Он снова повернулся и вышел. Артиллерист посмотрел ему вслед и удивленно пожал плечами:
— Почему он считает, что противник освободил этот участок, и почему… — Но, приглядываясь к карте и к отчеркнутым Мокряковым границам, оживился. — Хотя… — И, снова приглядываясь к карте, сверяя ее со своей и автоматически подсчитывая необходимые изменения данных для ведения огня, уже совсем весело, задорно блеснув глазами, доверительно сообщил командиру стрелкового полка: — Ваш разведчик — большой оригинал, но…

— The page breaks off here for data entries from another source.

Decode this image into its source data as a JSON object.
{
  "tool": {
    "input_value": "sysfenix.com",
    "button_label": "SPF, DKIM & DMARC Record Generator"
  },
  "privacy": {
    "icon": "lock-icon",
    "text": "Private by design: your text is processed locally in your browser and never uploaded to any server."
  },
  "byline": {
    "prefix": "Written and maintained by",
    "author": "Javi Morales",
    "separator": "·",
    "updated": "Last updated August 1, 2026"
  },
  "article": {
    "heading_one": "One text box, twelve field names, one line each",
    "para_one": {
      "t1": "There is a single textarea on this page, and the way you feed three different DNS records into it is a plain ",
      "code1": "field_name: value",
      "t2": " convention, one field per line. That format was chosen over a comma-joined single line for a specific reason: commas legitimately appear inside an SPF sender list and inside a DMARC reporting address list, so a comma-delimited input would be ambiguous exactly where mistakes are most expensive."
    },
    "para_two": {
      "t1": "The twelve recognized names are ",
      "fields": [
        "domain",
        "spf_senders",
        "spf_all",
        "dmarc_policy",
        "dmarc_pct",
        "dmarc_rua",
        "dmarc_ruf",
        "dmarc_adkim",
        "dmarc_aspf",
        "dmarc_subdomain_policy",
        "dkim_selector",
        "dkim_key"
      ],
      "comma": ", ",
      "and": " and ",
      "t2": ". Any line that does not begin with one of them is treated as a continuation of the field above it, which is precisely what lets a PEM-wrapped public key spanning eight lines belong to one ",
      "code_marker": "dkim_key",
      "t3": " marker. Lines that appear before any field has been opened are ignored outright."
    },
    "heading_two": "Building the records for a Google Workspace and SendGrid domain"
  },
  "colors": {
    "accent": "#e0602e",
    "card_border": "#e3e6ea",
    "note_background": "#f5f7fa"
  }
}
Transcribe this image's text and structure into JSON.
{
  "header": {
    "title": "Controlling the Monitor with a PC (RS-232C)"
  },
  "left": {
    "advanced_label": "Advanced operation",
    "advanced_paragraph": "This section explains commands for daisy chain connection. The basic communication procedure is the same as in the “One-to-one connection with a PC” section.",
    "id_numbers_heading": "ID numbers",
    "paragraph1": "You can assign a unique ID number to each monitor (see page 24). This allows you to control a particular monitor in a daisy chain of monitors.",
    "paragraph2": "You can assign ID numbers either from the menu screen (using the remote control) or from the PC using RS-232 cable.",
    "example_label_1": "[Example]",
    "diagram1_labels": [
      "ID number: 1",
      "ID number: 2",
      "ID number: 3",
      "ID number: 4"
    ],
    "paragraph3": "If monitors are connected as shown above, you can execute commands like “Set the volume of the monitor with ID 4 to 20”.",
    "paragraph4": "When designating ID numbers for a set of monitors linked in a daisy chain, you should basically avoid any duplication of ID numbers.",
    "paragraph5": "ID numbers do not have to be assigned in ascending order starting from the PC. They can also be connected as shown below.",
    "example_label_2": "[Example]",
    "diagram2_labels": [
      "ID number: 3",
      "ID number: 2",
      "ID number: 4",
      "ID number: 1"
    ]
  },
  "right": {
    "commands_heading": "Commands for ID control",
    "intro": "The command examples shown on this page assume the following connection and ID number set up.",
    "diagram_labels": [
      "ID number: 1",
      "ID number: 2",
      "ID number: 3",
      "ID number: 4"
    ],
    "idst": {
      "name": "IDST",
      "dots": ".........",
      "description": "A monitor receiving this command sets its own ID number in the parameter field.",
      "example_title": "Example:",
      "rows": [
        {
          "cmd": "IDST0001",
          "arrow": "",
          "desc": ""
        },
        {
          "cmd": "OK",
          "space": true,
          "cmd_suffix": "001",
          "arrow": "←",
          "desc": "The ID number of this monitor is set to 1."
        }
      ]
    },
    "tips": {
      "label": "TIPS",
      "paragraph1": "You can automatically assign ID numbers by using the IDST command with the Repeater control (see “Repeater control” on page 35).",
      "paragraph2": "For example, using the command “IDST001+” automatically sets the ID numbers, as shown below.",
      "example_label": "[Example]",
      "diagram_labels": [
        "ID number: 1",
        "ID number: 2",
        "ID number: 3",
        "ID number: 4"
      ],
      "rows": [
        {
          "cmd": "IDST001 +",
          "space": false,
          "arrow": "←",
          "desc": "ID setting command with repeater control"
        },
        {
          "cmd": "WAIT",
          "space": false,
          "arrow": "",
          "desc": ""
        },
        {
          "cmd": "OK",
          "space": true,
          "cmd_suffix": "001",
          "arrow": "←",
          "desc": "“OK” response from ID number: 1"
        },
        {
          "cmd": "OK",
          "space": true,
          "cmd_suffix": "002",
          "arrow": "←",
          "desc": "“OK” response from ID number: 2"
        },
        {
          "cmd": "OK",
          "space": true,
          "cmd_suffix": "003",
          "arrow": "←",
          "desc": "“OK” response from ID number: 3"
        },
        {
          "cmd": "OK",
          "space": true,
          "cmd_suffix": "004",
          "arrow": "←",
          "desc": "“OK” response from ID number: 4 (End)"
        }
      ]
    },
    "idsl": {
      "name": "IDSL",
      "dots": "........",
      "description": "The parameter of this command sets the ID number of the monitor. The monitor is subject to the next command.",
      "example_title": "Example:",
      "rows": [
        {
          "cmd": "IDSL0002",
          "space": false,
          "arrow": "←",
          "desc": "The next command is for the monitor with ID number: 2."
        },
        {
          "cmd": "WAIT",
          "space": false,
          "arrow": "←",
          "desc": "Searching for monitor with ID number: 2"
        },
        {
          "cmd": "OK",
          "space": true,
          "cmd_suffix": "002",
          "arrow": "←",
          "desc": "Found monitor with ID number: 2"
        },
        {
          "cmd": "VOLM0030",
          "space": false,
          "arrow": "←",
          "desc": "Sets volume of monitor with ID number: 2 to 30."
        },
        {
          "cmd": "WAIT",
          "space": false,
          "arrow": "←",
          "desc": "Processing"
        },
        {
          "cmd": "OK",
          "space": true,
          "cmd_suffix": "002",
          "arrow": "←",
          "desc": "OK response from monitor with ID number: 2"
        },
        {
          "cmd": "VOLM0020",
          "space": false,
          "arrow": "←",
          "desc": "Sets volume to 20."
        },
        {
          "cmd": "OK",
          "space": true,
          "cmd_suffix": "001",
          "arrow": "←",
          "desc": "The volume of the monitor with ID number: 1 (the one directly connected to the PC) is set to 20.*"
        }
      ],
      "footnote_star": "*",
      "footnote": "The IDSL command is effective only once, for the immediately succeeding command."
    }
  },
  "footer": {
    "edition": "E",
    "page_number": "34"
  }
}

И почти сейчас же артиллерийский наблюдатель доложил:
— Над обороной противника вспышки артиллерии.
— Куда он ударит? — озабоченно спросил командир стрелкового полка. Артиллерист не ответил. Он уже вызывал своих людей.
И о Сиренко и о пленном все забыли. Началась та скрытая от солдат и строевого офицера, иногда педантичная, вызывающая раздражение, но чаще всего по-своему творческая и вдохновенная штабная работа, которая порой решает исход боя и даже сражения.
Чем дольше смотрел и слушал Сашка, тем меньше и незаметнее он становился в собственных глазах. Доклады и команды, решения и распоряжения все наслаивались и развивались в таком стремительном темпе, что Сиренко уже не мог ни уследить за ними, ни понять их. Он просто видел огромное напряжение офицеров, и масштаб их деятельности, и степень их подготовки. И все-таки видел он не столько этих офицеров и их работу, сколько капитана Мокрякова, — может быть, потому, что все они выполняли его волю и удивлялись его проницательности.